The proposed agreement will now be balloted by members with the union recommending that it is accepted.
Earlier this month, it was revealed that around 100,000 Ryanair passengers had been affected by cabin crew and pilots striking across Europe.
In a statement Fórsa said: ‘Following a 22-hour negotiating session, which began on Wednesday morning and concluded Thursday morning, agreement has been reached between Fórsa and Ryanair in the pilots’ dispute.
Agreement: Ryanair has reached an agreement with pilot union Fórsa following a lengthy dispute
‘The proposed agreement will now go to ballot, with a recommendation for acceptance from Fórsa and its Ryanair pilot representatives.
‘The union has been asked by facilitator Kieran Mulvey to make no public comment while the ballot is conducted.’
As news of the agreement broke, Ryanair’s share price increased and is currently up 6.39 per cent to €13.99.
A spokesman for the airline said: ‘Ryanair confirmed that overnight it had reached agreement with Fórsa union and its Irish pilots’ committee on behalf of Republic of Ireland-based pilots.
‘Ryanair will take these proposals to its board in due course after the Irish-based pilots have voted on this signed agreement.
‘The mediator, Kieran Mulvey, has asked both sides to refrain from further comment until the ballot has concluded and we will respect his wishes.’
On the up: Ryanair’s share price increased over 6% in early morning trading
Twitter storm: Angry customers accused Ryanair of sending cheques which bounced
Commenting on today’s proposed agreement, Neil Wilson, chief market analyst at Markets.comm, said: ‘The likelihood is that remaining pilot union concerns will be resolved fairly quickly following this agreement.

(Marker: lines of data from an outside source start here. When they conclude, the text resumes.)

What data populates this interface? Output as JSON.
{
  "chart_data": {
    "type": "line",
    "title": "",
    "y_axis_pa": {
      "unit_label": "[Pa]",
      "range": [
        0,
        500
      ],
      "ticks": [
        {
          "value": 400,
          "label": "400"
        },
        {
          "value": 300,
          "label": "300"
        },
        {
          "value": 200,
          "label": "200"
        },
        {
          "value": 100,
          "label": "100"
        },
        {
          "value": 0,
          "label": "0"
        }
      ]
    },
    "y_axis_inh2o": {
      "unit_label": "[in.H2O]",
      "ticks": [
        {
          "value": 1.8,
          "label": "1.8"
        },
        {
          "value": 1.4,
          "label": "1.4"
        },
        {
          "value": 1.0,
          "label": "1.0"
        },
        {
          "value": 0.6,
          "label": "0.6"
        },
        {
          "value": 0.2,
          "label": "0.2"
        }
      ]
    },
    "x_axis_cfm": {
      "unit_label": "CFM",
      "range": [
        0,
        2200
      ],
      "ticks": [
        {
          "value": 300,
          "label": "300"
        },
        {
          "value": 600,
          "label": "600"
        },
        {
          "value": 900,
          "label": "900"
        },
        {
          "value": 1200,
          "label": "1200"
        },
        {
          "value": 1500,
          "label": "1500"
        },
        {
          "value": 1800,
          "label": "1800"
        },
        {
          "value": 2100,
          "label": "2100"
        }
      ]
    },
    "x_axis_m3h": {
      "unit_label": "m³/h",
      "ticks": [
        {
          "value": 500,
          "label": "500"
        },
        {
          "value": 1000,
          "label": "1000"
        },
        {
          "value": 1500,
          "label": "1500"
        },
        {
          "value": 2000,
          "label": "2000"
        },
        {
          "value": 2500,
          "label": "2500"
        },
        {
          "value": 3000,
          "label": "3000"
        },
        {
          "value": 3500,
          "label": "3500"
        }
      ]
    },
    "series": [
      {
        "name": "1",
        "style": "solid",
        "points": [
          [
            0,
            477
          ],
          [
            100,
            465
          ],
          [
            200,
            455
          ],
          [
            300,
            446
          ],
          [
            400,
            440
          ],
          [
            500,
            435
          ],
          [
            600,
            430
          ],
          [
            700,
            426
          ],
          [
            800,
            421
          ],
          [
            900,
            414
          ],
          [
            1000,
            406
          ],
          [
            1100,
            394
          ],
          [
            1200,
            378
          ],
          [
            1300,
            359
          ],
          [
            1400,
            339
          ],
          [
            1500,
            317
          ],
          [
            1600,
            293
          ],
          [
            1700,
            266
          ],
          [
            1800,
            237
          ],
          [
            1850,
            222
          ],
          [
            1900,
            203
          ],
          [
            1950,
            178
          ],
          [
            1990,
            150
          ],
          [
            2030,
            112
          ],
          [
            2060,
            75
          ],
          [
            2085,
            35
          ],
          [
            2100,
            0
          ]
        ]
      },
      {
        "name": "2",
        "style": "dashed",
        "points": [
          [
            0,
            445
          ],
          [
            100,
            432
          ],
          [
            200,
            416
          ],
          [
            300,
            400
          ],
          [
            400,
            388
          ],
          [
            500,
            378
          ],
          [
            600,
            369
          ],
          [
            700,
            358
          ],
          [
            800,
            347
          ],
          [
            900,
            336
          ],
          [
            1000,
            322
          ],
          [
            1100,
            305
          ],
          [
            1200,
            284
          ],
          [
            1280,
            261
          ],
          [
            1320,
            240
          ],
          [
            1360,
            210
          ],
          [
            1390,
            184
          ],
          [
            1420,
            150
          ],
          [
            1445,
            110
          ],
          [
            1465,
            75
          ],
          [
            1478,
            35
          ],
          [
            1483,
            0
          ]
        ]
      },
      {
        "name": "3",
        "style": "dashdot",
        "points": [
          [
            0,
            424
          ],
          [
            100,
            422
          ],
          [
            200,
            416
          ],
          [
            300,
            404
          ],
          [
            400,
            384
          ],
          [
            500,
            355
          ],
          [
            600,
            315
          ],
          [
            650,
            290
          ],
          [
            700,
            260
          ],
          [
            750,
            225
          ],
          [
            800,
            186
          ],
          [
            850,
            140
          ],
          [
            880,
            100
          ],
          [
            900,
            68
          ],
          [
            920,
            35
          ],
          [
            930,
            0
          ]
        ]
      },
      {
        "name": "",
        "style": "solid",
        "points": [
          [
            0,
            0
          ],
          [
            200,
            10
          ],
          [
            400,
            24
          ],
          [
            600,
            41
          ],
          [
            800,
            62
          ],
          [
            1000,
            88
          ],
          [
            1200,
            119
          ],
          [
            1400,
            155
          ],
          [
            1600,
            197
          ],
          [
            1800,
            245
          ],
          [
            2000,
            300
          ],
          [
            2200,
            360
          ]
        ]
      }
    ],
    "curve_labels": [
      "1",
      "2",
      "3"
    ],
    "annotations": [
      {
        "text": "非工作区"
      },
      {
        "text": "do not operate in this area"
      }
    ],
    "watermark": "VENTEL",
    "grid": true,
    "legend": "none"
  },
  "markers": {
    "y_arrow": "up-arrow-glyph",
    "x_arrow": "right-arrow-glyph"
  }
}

‘We also note that cabin crew disputes may not be as easily resolved, although the implication is that Ryanair is willing to engage with third-party mediators to square away these kind of disagreements.
‘Indeed it shows a new and not inconsiderable resolve by management to end the strikes, but it does not suggest the core thesis – that unionisation will result in higher labour costs and lower margins – is fundamentally wrong. It does though remove a significant overhang for investors.
‘Shares rose by around 5.5 per cent to trade at €13.88 and this end of the labour dispute could mark a bottom for the stock, which has had a torrid year falling c30 per cent, as it removes a large degree of uncertainty for investors.’
The dispute resulted in five days of strike action by about 100 of Ryanair’s 350 Irish-based pilots.
Ryanair has cancelled 600 flights that were due to fly this week but says the majority of European customers are not affected.
In July, 300 Ryanair flights were cancelled when cabin crews in Belgium, Portugal and Spain went on strike for 48 hours.
Amid Ryanair’s turbulent summer, angry customers took to Twitter claiming their compensation cheques from the airline had bounced.
Ryanair said the cheques had been re-issued to customers with a letter of explanation on August 15.